Challenges

Case Study – Building a High-Throughput AI-Ready Data Ingestion Backbone (100M Records in <20 Minutes)

From Data Migration to AI Infrastructure — Engineering at Scale.

Industry

Logistics & Supply Chain

Problem Type

Large-scale historical data ingestion for AI enablement

🎯 The Challenge

A large logistics enterprise needed to enable predictive analytics and AI-driven optimization.

However, ~100 million shipment lifecycle records (3 months of live production data) were locked inside a high-traffic relational database.

The constraints were severe:

  • Production database serving live operations
  • Zero downtime tolerance
  • No locking or SLA degradation
  • High-speed ingestion requirement
  • Hadoop ecosystem target
  • Future ML retraining and replay support

The objective was clear:

Load 100M records into the data platform as fast as possible — without disrupting production.

⚠️ Why This Was Non-Trivial

Traditional approaches were insufficient:

  • Single-threaded JDBC → Too slow
  • Full table export → High locking risk
  • Default bulk tools → Limited control over DB impact
  • Direct write to Hadoop → Small file explosion

The real problem was not data movement.
It was controlled parallelism at scale.

🏗️ Architectural Approach

Instead of a batch migration script, I designed a distributed, replayable ingestion backbone.

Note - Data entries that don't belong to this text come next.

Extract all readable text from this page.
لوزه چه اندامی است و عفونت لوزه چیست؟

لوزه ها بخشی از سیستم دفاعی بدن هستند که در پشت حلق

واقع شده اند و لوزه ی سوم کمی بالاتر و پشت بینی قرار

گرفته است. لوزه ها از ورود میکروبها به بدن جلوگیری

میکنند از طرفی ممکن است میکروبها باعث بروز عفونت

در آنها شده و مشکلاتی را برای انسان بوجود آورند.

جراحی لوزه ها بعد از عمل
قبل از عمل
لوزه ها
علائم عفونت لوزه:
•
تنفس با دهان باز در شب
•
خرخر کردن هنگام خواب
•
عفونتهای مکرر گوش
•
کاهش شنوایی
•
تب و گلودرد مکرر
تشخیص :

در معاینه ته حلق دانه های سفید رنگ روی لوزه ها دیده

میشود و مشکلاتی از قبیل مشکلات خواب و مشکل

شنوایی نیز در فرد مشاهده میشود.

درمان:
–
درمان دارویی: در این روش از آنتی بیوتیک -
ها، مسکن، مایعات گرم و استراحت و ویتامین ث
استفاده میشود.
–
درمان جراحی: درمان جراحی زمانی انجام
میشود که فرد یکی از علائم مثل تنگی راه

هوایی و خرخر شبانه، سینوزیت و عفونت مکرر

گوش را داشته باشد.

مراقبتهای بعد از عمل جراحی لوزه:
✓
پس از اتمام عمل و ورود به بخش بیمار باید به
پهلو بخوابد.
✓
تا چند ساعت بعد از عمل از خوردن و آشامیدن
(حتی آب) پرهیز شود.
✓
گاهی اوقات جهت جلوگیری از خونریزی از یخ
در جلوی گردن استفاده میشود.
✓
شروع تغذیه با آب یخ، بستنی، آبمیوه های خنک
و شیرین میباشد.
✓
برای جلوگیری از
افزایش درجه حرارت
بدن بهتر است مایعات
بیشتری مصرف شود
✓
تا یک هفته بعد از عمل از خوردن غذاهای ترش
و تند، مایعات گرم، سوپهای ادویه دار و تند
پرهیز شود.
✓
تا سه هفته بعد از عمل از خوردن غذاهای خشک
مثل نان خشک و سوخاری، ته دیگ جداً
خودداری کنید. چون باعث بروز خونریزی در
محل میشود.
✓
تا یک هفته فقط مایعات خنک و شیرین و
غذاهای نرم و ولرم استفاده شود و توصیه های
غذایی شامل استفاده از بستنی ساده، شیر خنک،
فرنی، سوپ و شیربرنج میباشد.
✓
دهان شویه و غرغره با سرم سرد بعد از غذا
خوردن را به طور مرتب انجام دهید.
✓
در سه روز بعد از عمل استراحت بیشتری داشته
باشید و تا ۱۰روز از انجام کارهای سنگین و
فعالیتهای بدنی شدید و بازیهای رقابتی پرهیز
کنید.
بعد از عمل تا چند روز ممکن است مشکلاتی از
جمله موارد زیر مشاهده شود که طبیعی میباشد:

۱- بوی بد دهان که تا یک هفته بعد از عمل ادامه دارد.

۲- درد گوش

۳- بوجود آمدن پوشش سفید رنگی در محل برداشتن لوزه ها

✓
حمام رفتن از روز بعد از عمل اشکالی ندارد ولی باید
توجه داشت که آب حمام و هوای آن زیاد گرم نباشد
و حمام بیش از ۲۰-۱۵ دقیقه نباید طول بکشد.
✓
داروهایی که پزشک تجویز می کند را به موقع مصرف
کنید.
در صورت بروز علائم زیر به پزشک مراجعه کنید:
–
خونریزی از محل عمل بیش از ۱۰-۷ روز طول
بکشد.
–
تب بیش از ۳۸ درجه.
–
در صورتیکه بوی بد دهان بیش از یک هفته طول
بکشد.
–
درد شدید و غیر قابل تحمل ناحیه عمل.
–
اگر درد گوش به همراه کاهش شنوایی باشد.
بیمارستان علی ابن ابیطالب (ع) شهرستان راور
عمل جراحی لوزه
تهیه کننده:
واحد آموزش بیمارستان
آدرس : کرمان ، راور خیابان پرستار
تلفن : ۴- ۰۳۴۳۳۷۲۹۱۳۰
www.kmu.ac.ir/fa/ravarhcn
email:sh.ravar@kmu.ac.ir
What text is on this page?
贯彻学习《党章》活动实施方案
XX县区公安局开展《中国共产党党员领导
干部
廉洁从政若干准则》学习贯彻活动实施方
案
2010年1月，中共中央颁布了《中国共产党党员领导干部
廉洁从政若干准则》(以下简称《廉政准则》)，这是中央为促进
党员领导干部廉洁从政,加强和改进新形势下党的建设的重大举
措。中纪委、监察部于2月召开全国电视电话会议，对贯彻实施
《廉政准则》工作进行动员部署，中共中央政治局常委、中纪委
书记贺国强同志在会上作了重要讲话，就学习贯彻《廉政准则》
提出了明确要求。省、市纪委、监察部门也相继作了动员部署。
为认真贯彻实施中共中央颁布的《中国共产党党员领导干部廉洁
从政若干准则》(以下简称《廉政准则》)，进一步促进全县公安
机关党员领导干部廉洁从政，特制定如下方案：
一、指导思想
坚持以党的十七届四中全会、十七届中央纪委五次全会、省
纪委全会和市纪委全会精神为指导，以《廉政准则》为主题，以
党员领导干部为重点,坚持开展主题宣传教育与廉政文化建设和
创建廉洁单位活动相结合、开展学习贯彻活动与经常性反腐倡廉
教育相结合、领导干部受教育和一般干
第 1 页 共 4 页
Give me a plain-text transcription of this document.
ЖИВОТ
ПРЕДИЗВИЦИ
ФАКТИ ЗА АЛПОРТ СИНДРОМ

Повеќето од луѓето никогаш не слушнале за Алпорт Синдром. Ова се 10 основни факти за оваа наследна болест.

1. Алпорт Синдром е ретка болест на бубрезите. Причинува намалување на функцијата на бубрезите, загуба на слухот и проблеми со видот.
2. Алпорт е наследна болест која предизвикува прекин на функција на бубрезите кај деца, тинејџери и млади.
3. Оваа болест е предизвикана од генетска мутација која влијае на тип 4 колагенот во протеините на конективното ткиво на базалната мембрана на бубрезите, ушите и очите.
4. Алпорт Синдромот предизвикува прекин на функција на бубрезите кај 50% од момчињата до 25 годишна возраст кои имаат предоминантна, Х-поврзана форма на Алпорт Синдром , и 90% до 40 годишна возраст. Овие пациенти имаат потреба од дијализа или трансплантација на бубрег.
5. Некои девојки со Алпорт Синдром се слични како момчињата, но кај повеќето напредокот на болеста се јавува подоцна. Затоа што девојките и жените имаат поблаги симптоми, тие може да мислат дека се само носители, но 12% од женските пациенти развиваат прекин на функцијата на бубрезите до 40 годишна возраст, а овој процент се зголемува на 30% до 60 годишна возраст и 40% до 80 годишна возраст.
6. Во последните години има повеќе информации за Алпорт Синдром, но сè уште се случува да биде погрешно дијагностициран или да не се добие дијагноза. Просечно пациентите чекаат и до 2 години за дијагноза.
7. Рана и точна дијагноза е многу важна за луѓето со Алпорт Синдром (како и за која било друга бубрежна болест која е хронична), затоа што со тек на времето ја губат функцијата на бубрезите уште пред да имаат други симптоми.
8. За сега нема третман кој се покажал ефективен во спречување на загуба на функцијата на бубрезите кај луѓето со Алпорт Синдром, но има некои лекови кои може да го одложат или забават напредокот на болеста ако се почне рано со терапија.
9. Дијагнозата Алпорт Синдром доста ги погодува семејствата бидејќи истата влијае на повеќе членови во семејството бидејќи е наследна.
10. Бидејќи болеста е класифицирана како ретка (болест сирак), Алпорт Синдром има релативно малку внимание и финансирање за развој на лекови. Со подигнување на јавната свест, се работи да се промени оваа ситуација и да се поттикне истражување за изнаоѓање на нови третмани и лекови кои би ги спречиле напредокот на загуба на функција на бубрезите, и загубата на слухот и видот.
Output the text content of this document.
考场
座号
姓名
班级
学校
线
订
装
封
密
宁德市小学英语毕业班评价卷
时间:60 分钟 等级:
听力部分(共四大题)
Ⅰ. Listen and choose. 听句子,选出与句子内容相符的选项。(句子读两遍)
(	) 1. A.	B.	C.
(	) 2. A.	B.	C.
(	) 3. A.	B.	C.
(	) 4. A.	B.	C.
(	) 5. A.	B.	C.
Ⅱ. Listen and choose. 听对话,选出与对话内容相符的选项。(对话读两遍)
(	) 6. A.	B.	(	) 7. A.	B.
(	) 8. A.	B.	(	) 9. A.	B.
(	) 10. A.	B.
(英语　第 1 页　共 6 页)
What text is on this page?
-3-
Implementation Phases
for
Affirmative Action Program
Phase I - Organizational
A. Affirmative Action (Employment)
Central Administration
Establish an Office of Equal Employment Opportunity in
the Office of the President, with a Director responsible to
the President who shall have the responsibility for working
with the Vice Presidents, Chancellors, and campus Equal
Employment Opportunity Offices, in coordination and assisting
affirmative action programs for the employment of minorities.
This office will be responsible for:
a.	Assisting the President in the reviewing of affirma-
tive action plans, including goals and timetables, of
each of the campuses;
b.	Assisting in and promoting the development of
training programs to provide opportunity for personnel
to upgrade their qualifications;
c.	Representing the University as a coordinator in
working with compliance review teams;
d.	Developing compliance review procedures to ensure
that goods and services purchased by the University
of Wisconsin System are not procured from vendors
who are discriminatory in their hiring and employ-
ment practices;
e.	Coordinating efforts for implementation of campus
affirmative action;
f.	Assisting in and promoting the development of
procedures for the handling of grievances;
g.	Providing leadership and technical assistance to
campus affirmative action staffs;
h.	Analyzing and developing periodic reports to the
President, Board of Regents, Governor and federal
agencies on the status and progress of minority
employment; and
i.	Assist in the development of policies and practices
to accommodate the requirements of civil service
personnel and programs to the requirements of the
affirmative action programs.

1️⃣ Deterministic Parallel Extraction

  • Primary key–based range partitioning
  • 100 independent ID ranges
  • Controlled concurrent reads (20 extraction threads)
  • JDBC fetch size tuned to 10,000
  • Batched publishing

    Result

    • Sustained 80K–100K records/sec extraction
    • <12% DB CPU increase
    • No blocking locks

      Distributed Buffer Layer

      Introduced Apache Kafka with:

      • 100 partitions
      • Replication factor 3
      • Controlled producer batching

      Kafka acted as:

      • Throughput multiplier
      • Backpressure control layer
      • Decoupling mechanism
      • Replay buffer for ML retraining

      Peak publish throughput: ~140 MB/sec across brokers

      Parallel Processing Layer

      100 consumers in a single consumer group:

      • Processed ~4K–6K records/sec each
      • Batched writes (10MB flush threshold)
      • Serialized into compressed Parquet

      Aggregate processing rate: ~450K–500K records/sec

      Optimized Storage

      Data written to Apache Hadoop:

      • Partitioned by event date
      • 256MB block-aligned files
      • Snappy compression
      • Hive-ready schema

      Outcome:

      • ~550 optimized files
      • No small-file problem
      • Efficient scan performance

      📊 Performance Outcomes

      MetricResult
      Total Records100,000,000
      Data Volume~120–150 GB
      End-to-End Load Time17–20 minutes
      Peak Throughput~500,000 records/sec
      Production Impact<12% DB CPU
      SLA Violations0

      🚀 Business Impact

      • Enabled AI experimentation & feature backfills
      • Created reusable ingestion backbone
      • Reduced migration risk
      • Established replayable architecture
      • Foundation for future streaming ingestion

      This was not a one-time migration. It became the enterprise’s scalable data ingestion pattern.

      🧠 Architectural Principles Applied

      • Partition-aware parallelism
      • Decoupled system design
      • Backpressure control
      • IO path optimization
      • Failure isolation
      • Replayability by design

      🔭 If Built Today (Cloud-Native Evolution)

      The same principles would apply with:

      • Object storage instead of HDFS
      • Lakehouse formats (Iceberg/Delta)
      • Streaming-first ingestion
      • Feature store integration

      The stack evolves.
      The distributed systems thinking remains.